When I first heard the 1970s albums by Areski and Brigitte Fontaine, I thought Brigitte Fontaine’s vocals were double-tracked - that she had a high, head voice and a low, chest voice and used these in tandem to unique effect. It turns out that while Fontaine’s range is wide, and she does have many forms of address, that low chest voice I believed was her own doubling is in fact Areski, Fontaine’s musical and life partner. Their two voices were just in remarkable synch.
Thanks to YouTube, I can now visualize these sounds as two people singing together. But on record, I still can’t always tell Fontaine’s solo chest voice from Areski’s. Their personae entwine, despite being very distinct - Fontaine is flamboyant where Areski is grounded. Fontaine sounds spontaneous and Areski disciplined. Fontaine is emotive and voluble, Areski so spare in his musical gestures I assumed he did not sing on these records at all.
The pair started working together in the theater, a very 1960s kind of theater that combined cabaret and the avant garde. These ephemeral works, despite long runs at the time in Paris, would seem to be lost except for hints from filmed bits of their later musical performances together. There are moments in these presentations that capture a theatrical spirit of surprise, as when Brigitte Fontaine jumps on Areski’s back to sing “Nous avons tant parlé,” a track from their 1973 album L’Incendie.
There is one short film I’ve found with bits of several songs performed in a courtyard of Marseilles, staged as if for street theater - although the only audience present is a handful of slightly anxious-looking children, and by the end of the clip the conceit of an audience has been abandoned altogether. Still, it gives a feeling for how the pair must have managed their theatrical productions.

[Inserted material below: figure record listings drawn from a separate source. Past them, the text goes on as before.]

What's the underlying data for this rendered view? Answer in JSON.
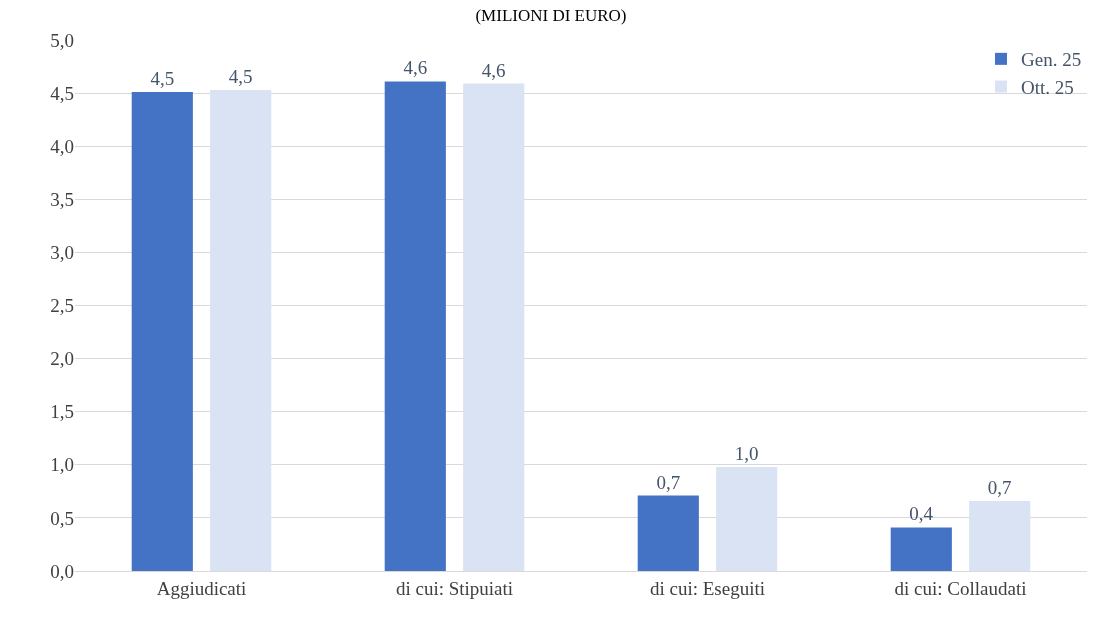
{
  "chart_data": {
    "type": "bar",
    "title": "(MILIONI DI EURO)",
    "categories": [
      "Aggiudicati",
      "di cui: Stipuiati",
      "di cui: Eseguiti",
      "di cui: Collaudati"
    ],
    "series": [
      {
        "name": "Gen. 25",
        "color": "#4472c4",
        "values": [
          4.51,
          4.61,
          0.71,
          0.41
        ],
        "value_labels": [
          "4,5",
          "4,6",
          "0,7",
          "0,4"
        ]
      },
      {
        "name": "Ott. 25",
        "color": "#dae3f3",
        "values": [
          4.53,
          4.59,
          0.98,
          0.66
        ],
        "value_labels": [
          "4,5",
          "4,6",
          "1,0",
          "0,7"
        ]
      }
    ],
    "ylim": [
      0,
      5
    ],
    "yticks": [
      {
        "value": 0,
        "label": "0,0"
      },
      {
        "value": 0.5,
        "label": "0,5"
      },
      {
        "value": 1,
        "label": "1,0"
      },
      {
        "value": 1.5,
        "label": "1,5"
      },
      {
        "value": 2,
        "label": "2,0"
      },
      {
        "value": 2.5,
        "label": "2,5"
      },
      {
        "value": 3,
        "label": "3,0"
      },
      {
        "value": 3.5,
        "label": "3,5"
      },
      {
        "value": 4,
        "label": "4,0"
      },
      {
        "value": 4.5,
        "label": "4,5"
      },
      {
        "value": 5,
        "label": "5,0"
      }
    ],
    "grid": "y",
    "legend": "top right"
  }
}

Unlike many avant-garde theatrical performers of the era, Areski and Fontaine did leave us work in a form that was meant to last: their albums. These were deliberate constructions intended for reproduction, and they sound as fresh to me today as they always have. Their first together was a one-off collaboration with Art Ensemble of Chicago, Comme à la radio (1969). This began, too, as an encounter designed for the theater, but then moved into the studio and has since become a touchstone recording for fans of outside music. There don’t seem to be any films of the meeting between these masters of different genres, but there is a bit of footage with Areski and Fontaine rehearsing a performance of the track “L’été l’été” with other jazz musicians living in Paris at the time.
A string of albums followed Comme à la radio that were credited to the duo and produced by Pierre Barouh for his label Saravah. These are the heart of what I think of Areski and Brigitte Fontaine’s work together, although they were involved in one another’s solo projects before, during and after this series: L’Incendie (1973), Je ne connais pas cet homme (1973), Le Bonheur (1975), Vous et nous (1977), and a slightly doomed production, Les Églantines sont peut-être formidables (1980), which they disavowed on release but later remixed to their liking and retitled Baraka.
From that last we have a beautiful duo performance, preserved by French television archive INA, of the song “L’éternal retour.”
I love the percussive approach Areski takes to the guitar. Born Larezeki Belkacem in Versailles to an Algerian Kabyle (Berber) family, Areski was schooled in popular Chaabi by the musicians who visited and played his parents’ café, as well as their collection of 78rpm records. Military service took him to North Africa, where after discharge he traveled in Morocco and discovered Gnawa music, with the buzzing monodic stringed instrument gimbri. Put these influences together and you can begin to imagine how the young Areski approached the guitar. As he told an interviewer for France Inter in 2005, he didn’t understand composing with chords on a piano - “c’est le fil qui est tendu,” a thread that extends, which develops a song for him (if you accept my skills at French dictée). A thread - a wire - a guitar string? - a single line is how Areski pursued his songwriting.
These threads could evidently also be extended between songs, as in the street performance above, or between instruments. In this filmed performance from 1973, Areski shifts accompaniment from a single guitar line shadowing the vocal melody of “Déclaration de sinistre” (from L’Incendie), to half of an absurdist spoken dialogue, to a hand drum pattern played on the body of his guitar for “Moi aussi” (from the eponymous “solo” album Brigitte Fontaine, 1972).
Areski’s restraint on his instruments, coupled with the generosity of his and Brigitte Fontaine’s theatrical aesthetic, leave me as dazzled as he must have felt watching Gnawa musicians in Marrakech. Merci, Areski, for the threads you gave us to follow.
Listening to: Un Beau Matin, by Areski
Cooking: black coffee with sugar

Fantastic piece. Those Saravah albums turned me on my head as well when I first picked them up in the late 1990s. These clips are gems, too.
Oh, man, so sorry to hear of the passing of Areski -- I was so happy to discover all the reissues of his and Fontaine's records earlier this century, it's such amazing, organic-sounding music to me, I love all of it! Thanks for this compilation of videos and thoughts about him and their music together!